Picasso And Me
29 Apr 2008 in Dance & Drama, Highland
OneTouch Theatre, Eden Court, 27 April 2008
DIRECTED by Patrick Sandford and written by lead actor Mike Maran, Picasso and Me is a wonderful premise for a play. A boy hitchhiking in 1960’s Southern France gets a lift from a photographer on his way to Picasso’s studio, becomes the photographer’s assistant for the day and has his portrait painted by the artist.
In the present day and in the first scene of Act 1 the boy, now 58 years old, finds the portrait in a shop in Paris. The memories it conjures become intertwined with his own relationship with his father and sons, linked to the photographer’s themed study of Picasso’s paintings years earlier.
The writing and narrative shifts back and forth through time in a fragmentary and at times disorientating fashion. Although Maran is an amiable storyteller there isn’t enough characterisation here to make each element of the story emerge convincingly. As a consequence what might have been developed as engaging counterpoint between the various stories, voices and life experience becomes something of a blunt instrument.
There is a feeling that here is an actor playing himself working through his own father/son issues. With regards to Picasso, although, there is a steady stream of information about the artist throughout the play, it lacks insight both in terms of art and human relationships.
The focus of this play is entirely revealed in its title and ultimately I found Picasso and Me self-indulgent, repetitive and dull. The reference to the infamous US Iraq war press conference, where ‘Guernica’ was covered by a blue curtain so it wouldn’t “confuse” television viewers, is powerful inspiration for a very different play – here it just felt like a topical inclusion.

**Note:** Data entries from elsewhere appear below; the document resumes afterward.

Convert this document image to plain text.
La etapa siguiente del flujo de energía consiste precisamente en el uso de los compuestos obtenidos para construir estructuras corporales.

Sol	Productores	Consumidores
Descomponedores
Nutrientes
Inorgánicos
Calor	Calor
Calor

Picasso as an iconic figure, his relationship with his father and sons and the potential for the narrator’s stories to convincingly connect in a meaningful way are not fully realised by the writing. There was far more potential for intersection of human experience through time to communicate and articulate truths about that experience historically, socially and personally.
Juliet Shillingford’s stage design with its collage-like arrangement of interlocking forms from Picasso’s paintings, recede spatially in light and shadow and interpret the play’s theme to good effect. This, together with Karen Wimhurst’s original music, functioned extremely well, like stepping into the open frame on the easel downstage, into imagination and memory.

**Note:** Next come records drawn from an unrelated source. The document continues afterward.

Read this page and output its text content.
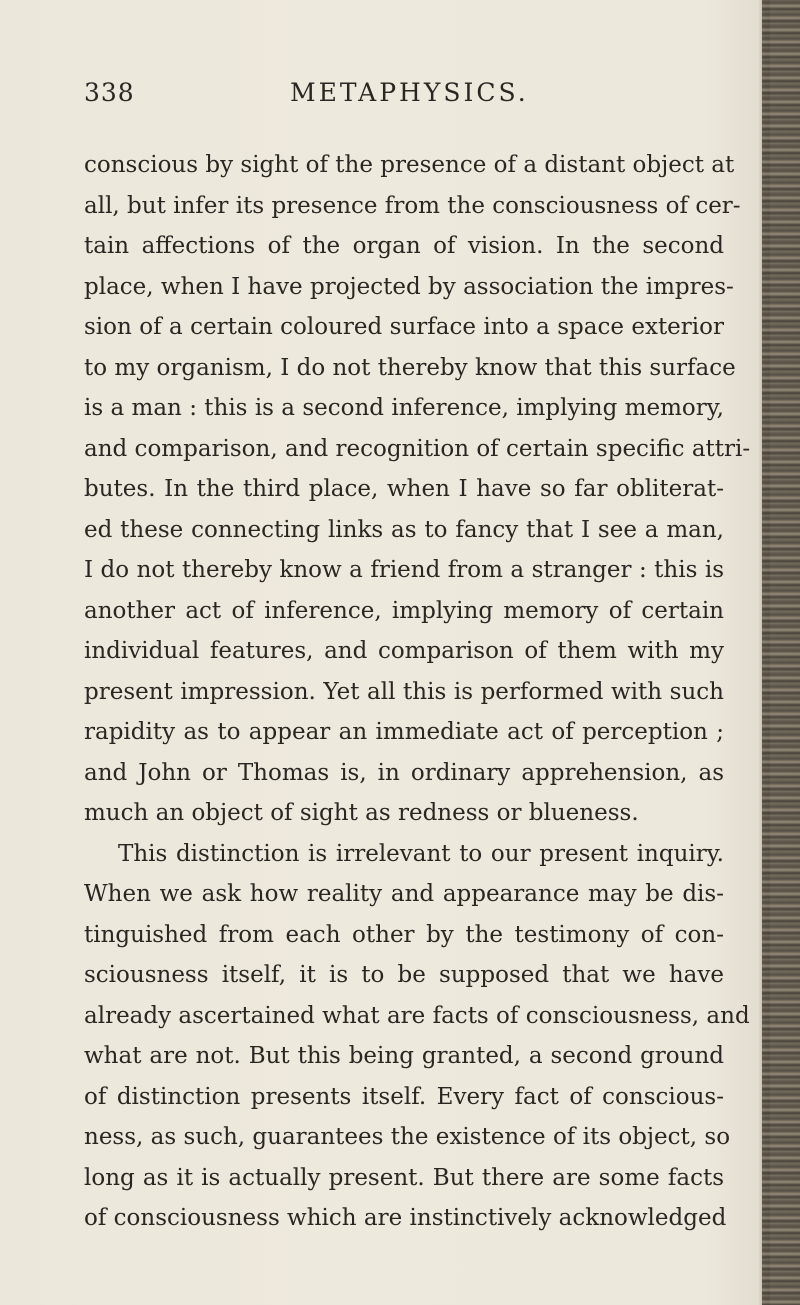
338	METAPHYSICS.
conscious by sight of the presence of a distant object at
all, but infer its presence from the consciousness of cer-
tain affections of the organ of vision. In the second
place, when I have projected by association the impres-
sion of a certain coloured surface into a space exterior
to my organism, I do not thereby know that this surface
is a man : this is a second inference, implying memory,
and comparison, and recognition of certain specific attri-
butes. In the third place, when I have so far obliterat-
ed these connecting links as to fancy that I see a man,
I do not thereby know a friend from a stranger : this is
another act of inference, implying memory of certain
individual features, and comparison of them with my
present impression. Yet all this is performed with such
rapidity as to appear an immediate act of perception ;
and John or Thomas is, in ordinary apprehension, as
much an object of sight as redness or blueness.
This distinction is irrelevant to our present inquiry.
When we ask how reality and appearance may be dis-
tinguished from each other by the testimony of con-
sciousness itself, it is to be supposed that we have
already ascertained what are facts of consciousness, and
what are not. But this being granted, a second ground
of distinction presents itself. Every fact of conscious-
ness, as such, guarantees the existence of its object, so
long as it is actually present. But there are some facts
of consciousness which are instinctively acknowledged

It was a shame (and not without irony) that the depth of the original writing did not follow the path of the design in this respect. The way that art and artefact from the narrative are combined on stage is one of the production’s main strengths.
Judging by the applause there seemed to be plenty of other people in the audience who did enjoy Picasso and Me, buoyed perhaps by the uplifting ending which suggests the father reunited with the son and the familiarity of local references. I’m afraid I was unmoved and unchanged by the whole experience. Despite the potential for exploration of intersections of human behaviour, the essential relationship between parent and child or father and son, famous or familiar, still begs further exploration in the theatre.